Маша вздрогнула, поняв, что наступил решающий момент. Она обязана поговорить с ним о ребятах. Ну, хотя бы попытаться.
— Мне очень неловко бросать их в такой момент… — Сердце ее, до этого бешено колотившееся, вдруг замерло, дыхание перехватило.
— Хм… — опять изрек Бобров. — Это всегда неприятный момент. Кто-то выбивается, кто-то нет. Ты — да, они — нет. Только и всего. С этим нужно смириться, потому что это жизнь. Жестокая, но ничего не поделаешь.

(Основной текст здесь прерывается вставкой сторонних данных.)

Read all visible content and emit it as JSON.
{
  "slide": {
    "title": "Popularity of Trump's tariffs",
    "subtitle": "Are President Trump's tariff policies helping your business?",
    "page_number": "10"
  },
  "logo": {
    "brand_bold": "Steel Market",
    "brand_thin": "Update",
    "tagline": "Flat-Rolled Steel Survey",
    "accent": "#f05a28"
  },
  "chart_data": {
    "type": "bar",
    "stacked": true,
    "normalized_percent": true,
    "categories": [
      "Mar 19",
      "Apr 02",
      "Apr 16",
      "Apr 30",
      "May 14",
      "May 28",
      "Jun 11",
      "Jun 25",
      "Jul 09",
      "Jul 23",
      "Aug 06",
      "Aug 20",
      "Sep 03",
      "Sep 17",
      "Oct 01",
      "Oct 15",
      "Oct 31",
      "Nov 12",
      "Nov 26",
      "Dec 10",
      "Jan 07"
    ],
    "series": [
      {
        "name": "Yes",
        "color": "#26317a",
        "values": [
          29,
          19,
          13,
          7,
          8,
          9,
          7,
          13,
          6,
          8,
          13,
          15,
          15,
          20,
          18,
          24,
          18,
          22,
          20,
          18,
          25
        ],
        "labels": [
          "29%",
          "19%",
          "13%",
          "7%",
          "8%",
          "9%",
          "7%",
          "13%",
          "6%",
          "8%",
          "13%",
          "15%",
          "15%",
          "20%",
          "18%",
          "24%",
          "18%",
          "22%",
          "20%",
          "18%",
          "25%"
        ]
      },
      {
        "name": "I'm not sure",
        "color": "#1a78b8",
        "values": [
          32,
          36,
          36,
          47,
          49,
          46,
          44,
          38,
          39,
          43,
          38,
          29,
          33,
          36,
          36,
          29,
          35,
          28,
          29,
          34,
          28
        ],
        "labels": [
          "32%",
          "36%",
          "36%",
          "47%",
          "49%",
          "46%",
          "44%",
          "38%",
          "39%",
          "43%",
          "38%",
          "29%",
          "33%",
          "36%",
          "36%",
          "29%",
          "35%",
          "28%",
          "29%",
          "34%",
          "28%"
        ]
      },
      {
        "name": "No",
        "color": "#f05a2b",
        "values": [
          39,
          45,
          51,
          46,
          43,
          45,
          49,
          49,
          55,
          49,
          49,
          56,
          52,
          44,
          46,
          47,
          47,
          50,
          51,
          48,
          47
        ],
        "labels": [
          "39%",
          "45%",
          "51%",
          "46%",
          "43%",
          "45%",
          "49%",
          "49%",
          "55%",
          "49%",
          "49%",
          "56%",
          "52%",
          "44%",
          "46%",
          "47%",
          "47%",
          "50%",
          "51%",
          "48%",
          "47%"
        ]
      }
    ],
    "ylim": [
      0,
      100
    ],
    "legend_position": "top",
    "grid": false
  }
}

— И это все? — От неожиданности она вскинула на него глаза и отшатнулась. Ее буравил жесткий, лишенный каких-либо сантиментов взгляд. Взгляд бизнесмена, которому плевать на все, кроме своей выгоды. Она вспомнила их разговор об Ирме Бонд и еще раз утвердилась в мнении, что Серж чрезвычайно опасный человек. Если ему выгодно, он может пойти на все: предать, даже убить.
Подобный вывод вряд ли можно было сделать из их беседы, но взгляд его говорил лучше любых слов.
— А что ты хотела? — он усмехнулся одними губами. — Чтобы я подписал с ними контракт? Я не буду этого делать. Они мне неинтересны. В Москве тысячи парней, бренчащих на гитарах. Твои ребята ничем от них не отличаются.
— Но они были так добры ко мне…
— Оставайтесь друзьями. Это все, что я могу тебе посоветовать. Хороших людей теперь днем с огнем не сыщешь. Нужно сохранить добрые отношения.
Входя в клуб «Фламинго», Маша все еще пыталась себя убедить, что уход из группы — не предательство. Но самой ей в это не верилось. Как же, была группа, она ее солистка. А теперь нет солистки, и группы, получается, нет. Играла бы она на клавишных или на гитаре, они бы враз нашли ей замену. А как найти замену певице? Да еще быстро. Выступления-то никто не отменял. Всю неделю нужно работать, выходной только в следующий понедельник.
— А, — приветствовал ее Леха. — Что, уговорил-таки тебя Бобров?